O material, entre outras coisas, relata que se referir a uma pessoa sem determinar seu gênero seria um ‘apagamento das mulheres’, o que torna ‘as pessoas bem-intencionadas sem palavras para que não sejam atacadas como transfóbicas ou de outra forma insensível às construções cada vez mais complexas de gênero’.
DiManno também relata que a palavra mulher correria o risco de se tornar um palavrão e ser riscada do vocabulário oficial e expurgado das conversas.
Apesar de não ter colocado nenhum comentário no compartilhamento, a autora foi atacada. “Você pode dizer com certeza ‘mulher’, mas quando se trata de coisas que não apenas as mulheres têm há termos mais inclusivos e gentis”, disse uma seguidora.
“Está brava, pois essa linguagem está finalmente começando a incluir pessoas como eu. Desapontado com você, mas não chocado”, escreveu outro.
“Não estamos tirando nada de ninguém. Incluir pessoas que não foram incluídas antes e deveriam ser”, escreveu outro seguidor.

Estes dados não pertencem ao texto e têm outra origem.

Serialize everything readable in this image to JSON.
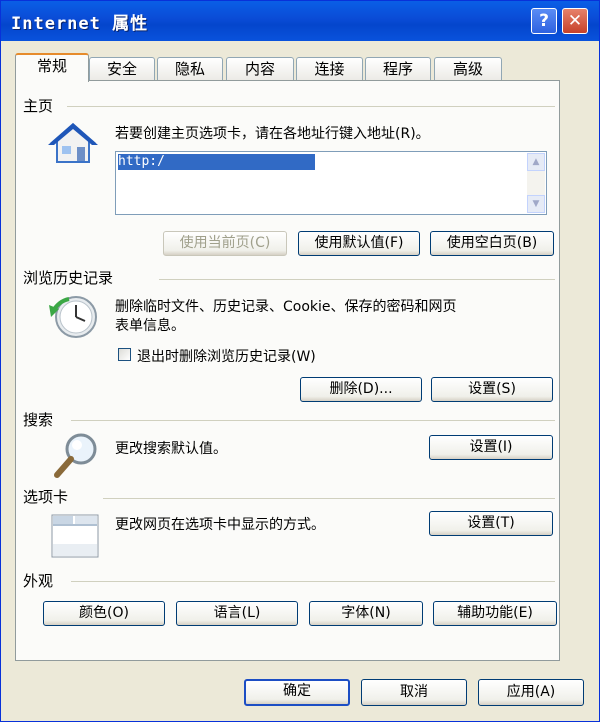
{
  "window": {
    "title": "Internet 属性",
    "help_label": "?",
    "close_label": "✕"
  },
  "tabs": [
    {
      "label": "常规",
      "active": true
    },
    {
      "label": "安全"
    },
    {
      "label": "隐私"
    },
    {
      "label": "内容"
    },
    {
      "label": "连接"
    },
    {
      "label": "程序"
    },
    {
      "label": "高级"
    }
  ],
  "home": {
    "section_title": "主页",
    "icon": "house-icon",
    "description": "若要创建主页选项卡，请在各地址行键入地址(R)。",
    "url_value": "http:/",
    "use_current_label": "使用当前页(C)",
    "use_default_label": "使用默认值(F)",
    "use_blank_label": "使用空白页(B)"
  },
  "history": {
    "section_title": "浏览历史记录",
    "icon": "clock-refresh-icon",
    "description_line1": "删除临时文件、历史记录、Cookie、保存的密码和网页",
    "description_line2": "表单信息。",
    "checkbox_label": "退出时删除浏览历史记录(W)",
    "checkbox_checked": false,
    "delete_label": "删除(D)...",
    "settings_label": "设置(S)"
  },
  "search": {
    "section_title": "搜索",
    "icon": "magnifier-icon",
    "description": "更改搜索默认值。",
    "settings_label": "设置(I)"
  },
  "tabs_section": {
    "section_title": "选项卡",
    "icon": "tab-window-icon",
    "description": "更改网页在选项卡中显示的方式。",
    "settings_label": "设置(T)"
  },
  "appearance": {
    "section_title": "外观",
    "colors_label": "颜色(O)",
    "languages_label": "语言(L)",
    "fonts_label": "字体(N)",
    "accessibility_label": "辅助功能(E)"
  },
  "footer": {
    "ok_label": "确定",
    "cancel_label": "取消",
    "apply_label": "应用(A)"
  },
  "colors": {
    "titlebar": "#0A5FE6",
    "dialog_bg": "#ECE9D8",
    "selection": "#316AC5",
    "close_button": "#C6412A"
  }
}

A escritora canadense não imaginava que O Conto da Aia, livro escrito por ela em 1985, faria tanto sucesso passados 35 anos. Mas ela foi rápida na medida certa ao dar uma sequência para a obra, em 2019. Em julho, assim como seu antecessor, Os Testamentos (R$ 54,90, 448 págs., Rocco) esteve entre os mais lidos da Amazon.com, site que serve de referência para todo o mundo.

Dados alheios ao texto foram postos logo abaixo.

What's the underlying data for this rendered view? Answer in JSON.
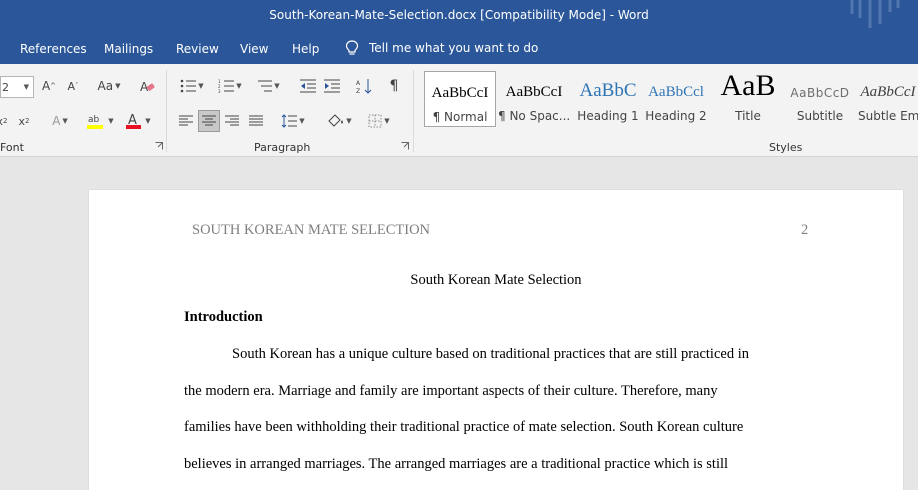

O sucesso chega bem no momento em que a série de TV baseada no livro, e estrelada por Elisabeth Moss, teve seu desfecho revelado. Até então, o enredo deu conta de narrar a história de June, uma aia (como são chamadas todas aquelas que vivem para a procriação) no centro de um governo teocrático, em que as mulheres perderam seu direito e sua identidade.